Edit: I am using Einstein notation. Do Kronecker deltas in Einstein notation always equal something different then zero? For example, if $\delta_{ii}=n$, does it imply $\delta_{ij}=n^{0.5}$ for all $\delta_{ij}$?
Best Answer
You're confused about this notation, most likely because of what I suspect is the inconsistent use of summation convention.
The first statement is only correct if implicitly summed over $j$: $$\sum_j \delta_{ij}\delta_{jk} = \delta_{ik}$$
The last statement however is only true if there is no summation over $i$, since generically if $i=1,2,\ldots,n$ then $$\sum_i \delta_{ii} = n$$
This inconsistency is what is causing you problems.

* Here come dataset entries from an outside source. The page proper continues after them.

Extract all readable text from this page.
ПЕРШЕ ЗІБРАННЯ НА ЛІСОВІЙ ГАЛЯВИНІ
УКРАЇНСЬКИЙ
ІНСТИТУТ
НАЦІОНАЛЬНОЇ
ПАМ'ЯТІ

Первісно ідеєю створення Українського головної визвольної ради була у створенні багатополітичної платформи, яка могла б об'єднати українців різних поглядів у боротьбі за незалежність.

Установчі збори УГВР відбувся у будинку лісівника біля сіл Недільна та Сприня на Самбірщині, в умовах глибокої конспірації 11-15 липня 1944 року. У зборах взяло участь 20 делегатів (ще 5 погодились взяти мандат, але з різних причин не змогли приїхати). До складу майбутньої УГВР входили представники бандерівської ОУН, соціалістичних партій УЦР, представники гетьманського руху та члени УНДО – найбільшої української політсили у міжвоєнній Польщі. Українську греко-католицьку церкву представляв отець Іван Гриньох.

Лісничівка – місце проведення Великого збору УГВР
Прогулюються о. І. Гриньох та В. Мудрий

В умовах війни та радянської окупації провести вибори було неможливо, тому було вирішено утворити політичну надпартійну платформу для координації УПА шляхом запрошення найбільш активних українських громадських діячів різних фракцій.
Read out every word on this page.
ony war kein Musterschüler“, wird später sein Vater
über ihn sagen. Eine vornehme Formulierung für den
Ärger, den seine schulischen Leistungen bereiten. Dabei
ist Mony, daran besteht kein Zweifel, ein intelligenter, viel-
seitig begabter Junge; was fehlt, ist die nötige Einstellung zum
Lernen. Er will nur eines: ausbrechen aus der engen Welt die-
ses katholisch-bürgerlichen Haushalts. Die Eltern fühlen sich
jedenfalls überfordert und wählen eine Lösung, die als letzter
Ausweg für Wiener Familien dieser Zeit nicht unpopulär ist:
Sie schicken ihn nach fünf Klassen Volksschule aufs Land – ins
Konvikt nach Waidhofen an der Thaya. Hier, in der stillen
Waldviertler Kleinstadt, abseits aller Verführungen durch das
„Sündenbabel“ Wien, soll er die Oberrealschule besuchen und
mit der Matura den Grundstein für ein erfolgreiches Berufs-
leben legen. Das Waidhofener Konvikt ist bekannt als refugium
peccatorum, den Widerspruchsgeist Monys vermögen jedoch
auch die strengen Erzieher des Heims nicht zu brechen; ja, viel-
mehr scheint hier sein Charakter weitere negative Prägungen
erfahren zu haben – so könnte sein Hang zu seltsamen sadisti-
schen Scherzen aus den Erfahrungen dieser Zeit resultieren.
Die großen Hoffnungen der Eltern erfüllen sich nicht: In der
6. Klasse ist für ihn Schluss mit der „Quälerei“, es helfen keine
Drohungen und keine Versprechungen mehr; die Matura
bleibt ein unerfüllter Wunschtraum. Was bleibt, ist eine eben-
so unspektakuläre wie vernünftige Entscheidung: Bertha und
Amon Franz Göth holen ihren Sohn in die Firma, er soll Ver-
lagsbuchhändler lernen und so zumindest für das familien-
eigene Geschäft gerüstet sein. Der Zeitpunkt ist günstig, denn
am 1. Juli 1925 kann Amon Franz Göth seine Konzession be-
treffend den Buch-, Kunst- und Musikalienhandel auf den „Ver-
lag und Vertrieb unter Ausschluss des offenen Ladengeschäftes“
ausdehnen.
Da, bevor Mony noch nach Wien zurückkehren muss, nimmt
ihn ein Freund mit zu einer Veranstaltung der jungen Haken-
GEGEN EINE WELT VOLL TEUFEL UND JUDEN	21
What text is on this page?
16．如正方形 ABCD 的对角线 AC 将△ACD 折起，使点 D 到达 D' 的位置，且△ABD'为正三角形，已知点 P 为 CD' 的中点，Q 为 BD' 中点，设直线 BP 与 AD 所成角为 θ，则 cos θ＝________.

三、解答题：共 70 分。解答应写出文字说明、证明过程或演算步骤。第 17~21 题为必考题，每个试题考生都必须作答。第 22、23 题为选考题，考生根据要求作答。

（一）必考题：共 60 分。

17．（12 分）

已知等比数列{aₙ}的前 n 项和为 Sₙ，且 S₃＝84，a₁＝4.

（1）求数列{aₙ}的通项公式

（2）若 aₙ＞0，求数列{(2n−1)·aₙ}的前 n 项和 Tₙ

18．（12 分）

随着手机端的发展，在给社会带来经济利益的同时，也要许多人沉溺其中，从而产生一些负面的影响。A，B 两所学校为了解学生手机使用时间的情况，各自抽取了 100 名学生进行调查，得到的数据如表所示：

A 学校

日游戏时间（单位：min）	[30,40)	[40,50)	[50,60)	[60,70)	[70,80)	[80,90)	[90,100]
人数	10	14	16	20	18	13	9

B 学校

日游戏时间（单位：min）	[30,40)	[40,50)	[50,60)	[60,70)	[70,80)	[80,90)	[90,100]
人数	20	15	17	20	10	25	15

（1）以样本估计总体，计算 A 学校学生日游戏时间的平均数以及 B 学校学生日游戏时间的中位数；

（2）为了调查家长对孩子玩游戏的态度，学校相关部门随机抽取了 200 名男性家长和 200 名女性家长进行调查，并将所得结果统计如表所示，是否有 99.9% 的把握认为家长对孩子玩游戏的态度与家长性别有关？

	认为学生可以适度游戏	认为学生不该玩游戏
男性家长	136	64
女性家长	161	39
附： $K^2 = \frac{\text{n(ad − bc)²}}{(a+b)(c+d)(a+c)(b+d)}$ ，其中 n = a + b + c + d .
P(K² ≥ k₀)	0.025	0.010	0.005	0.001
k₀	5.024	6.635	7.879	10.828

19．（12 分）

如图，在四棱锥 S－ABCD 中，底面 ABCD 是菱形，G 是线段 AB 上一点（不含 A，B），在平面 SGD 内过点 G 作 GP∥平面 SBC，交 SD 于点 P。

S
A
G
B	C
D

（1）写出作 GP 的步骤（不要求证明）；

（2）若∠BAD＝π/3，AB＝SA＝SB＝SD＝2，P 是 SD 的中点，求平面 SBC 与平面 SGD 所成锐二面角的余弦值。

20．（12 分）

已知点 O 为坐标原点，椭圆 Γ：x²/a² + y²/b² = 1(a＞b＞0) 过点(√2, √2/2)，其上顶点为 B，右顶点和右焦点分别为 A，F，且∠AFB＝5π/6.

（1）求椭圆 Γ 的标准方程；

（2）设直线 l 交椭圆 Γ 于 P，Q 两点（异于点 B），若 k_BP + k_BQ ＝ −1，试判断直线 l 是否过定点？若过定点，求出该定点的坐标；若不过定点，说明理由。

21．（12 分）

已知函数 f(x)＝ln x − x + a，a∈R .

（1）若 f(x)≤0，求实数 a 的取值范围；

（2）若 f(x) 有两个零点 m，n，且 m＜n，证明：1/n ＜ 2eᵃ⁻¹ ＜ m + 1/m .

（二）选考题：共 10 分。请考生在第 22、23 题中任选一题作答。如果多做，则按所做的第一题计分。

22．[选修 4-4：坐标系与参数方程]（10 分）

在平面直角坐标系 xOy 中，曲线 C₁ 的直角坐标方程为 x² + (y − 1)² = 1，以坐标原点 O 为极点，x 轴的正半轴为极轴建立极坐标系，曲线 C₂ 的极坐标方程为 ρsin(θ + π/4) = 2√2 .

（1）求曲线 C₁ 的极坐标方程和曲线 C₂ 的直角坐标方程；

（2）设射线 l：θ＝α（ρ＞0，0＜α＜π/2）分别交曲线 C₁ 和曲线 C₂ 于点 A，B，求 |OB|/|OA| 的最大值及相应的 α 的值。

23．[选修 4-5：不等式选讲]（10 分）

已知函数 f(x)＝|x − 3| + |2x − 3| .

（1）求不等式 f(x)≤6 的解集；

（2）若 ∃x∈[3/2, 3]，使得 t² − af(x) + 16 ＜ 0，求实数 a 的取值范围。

(Notice for example that if $n=1$ then there is no such ambiguity but indeed it is not possible for $\delta_{ij}$ to be anything other than 1!)
Edit in response to comment: To respond to your comment, no. $\delta_{ij}$ takes different values depending on what $i,j$ are. For example in 3D, $$\delta_{ij} = \pmatrix{1 & 0 & 0 \\ 0 & 1 & 0 \\ 0 & 0 & 1}_{ij}$$ Hence using summation convention, e.g. $\delta_{ii} \equiv \delta_{11} + \delta_{22} + \delta_{33} = 3$
Generally, $\delta_{ij}$ is just a thing that tells you whether or not $i = j$. If yes, then it is 1, if no, then it is 0. You can also think of these as the components of the identity matrix as suggested in the comments by Bye_World.